I had to believe she was more than just a body.

"I thought… we could hold on to something. That maybe if we remembered who we were… we wouldn't become like them."

My voice cracked.

She stirred.

Not a movement — just a twitch. Her eye fluttered open slightly. She looked at me.

Not with recognition.

Not with anger.

Not even with sadness.

Just the glassy, dull gaze of someone who had stopped being.

"They tore everything off you," I whispered, shaking now. "Because I tried to act like we were still Mexica. Like that word still meant something."

I pulled my knees to my chest and sat beside her in the filth.

We stayed like that a long time.

I don't know how long passed.

But the sun began to rise.

A warm golden light bathed the blood on her skin. On mine.

It should have felt like a new beginning.

It didn't.

It felt like a lie.

Like the sun didn't care what happened in the dark.

I glanced at her again. She hadn't moved.

Her breath was shallow. Her lips were dry.

"You were probably the daughter of a priest," I said softly. "Or a scribe. Maybe even someone high enough to walk the palace floors. You probably grew up reciting poems to the stars. Dancing on festival days. You probably believed in something."

I bit my lip until it bled.

"And now this."

The city around us groaned. Somewhere in the distance, I heard a baby crying. A fire crackling. The wet shuffle of someone dragging a corpse. Life went on, somehow.

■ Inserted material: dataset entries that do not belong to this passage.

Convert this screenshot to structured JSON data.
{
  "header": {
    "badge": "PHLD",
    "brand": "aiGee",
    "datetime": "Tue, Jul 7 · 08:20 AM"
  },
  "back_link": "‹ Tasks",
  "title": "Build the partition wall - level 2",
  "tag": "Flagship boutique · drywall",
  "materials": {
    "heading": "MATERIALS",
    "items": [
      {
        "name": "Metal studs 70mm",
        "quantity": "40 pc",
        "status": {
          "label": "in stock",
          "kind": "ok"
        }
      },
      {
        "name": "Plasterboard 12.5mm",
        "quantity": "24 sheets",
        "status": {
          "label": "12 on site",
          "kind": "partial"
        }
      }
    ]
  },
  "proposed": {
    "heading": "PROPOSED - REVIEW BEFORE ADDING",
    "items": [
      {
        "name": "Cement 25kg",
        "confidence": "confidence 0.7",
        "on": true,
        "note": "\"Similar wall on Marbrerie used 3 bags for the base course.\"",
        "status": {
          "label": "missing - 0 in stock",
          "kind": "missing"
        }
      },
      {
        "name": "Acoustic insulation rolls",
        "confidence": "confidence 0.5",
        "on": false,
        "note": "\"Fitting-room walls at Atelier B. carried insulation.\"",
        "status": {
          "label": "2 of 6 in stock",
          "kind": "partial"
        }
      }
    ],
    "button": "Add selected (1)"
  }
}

I looked down at my hands.

Filthy. Shaking.

Useless.

I couldn't save her.

Couldn't save anyone.

Couldn't even save myself.

I pressed my forehead to the bloodied stone beside her and whispered:

"I'm sorry."

And that's when something broke.

Not like a snap. Not a scream. Not an explosion.

Just… a quiet break.

Like a thread pulled too tight finally unraveling.

All the thoughts I'd been carrying — about right and wrong, about unity, about honor — they didn't vanish. They just fell silent.

Because what was the point of ideals when they led to this?

What was the point of loyalty when no one was loyal back?

What was the point of being human in a world that only respected pain?

I had spoken up, and they made her suffer more.

I had tried to show them we were the same.

And they beat that idea out of both of us.

Our blood meant nothing.

I sat there with her until the morning was fully alive.

She didn't speak again.

Didn't move.

Her body twitched once, but I wasn't sure if it was pain or just the last of her nerves reacting to the cold.

Eventually, I reached over and took the torn remnants of her skirt and covered her shoulders.

Not because it would help.

Not because it would heal anything.

But because if she was going to die, she shouldn't have to do it naked in the dirt.

Even that small mercy… felt empty.

I stood.

Wobbled.

Looked back down at her.

Whatever part of me still clung to the old world…

Whatever voice in my head still whispered about decency, or morality, or "doing the right thing"…

It had nothing left to say.

It had seen this.

And it knew.

This was not the world I was born in.

This was the world that killed that boy.

And what rose in his place would never again speak soft words to men who only understood hunger.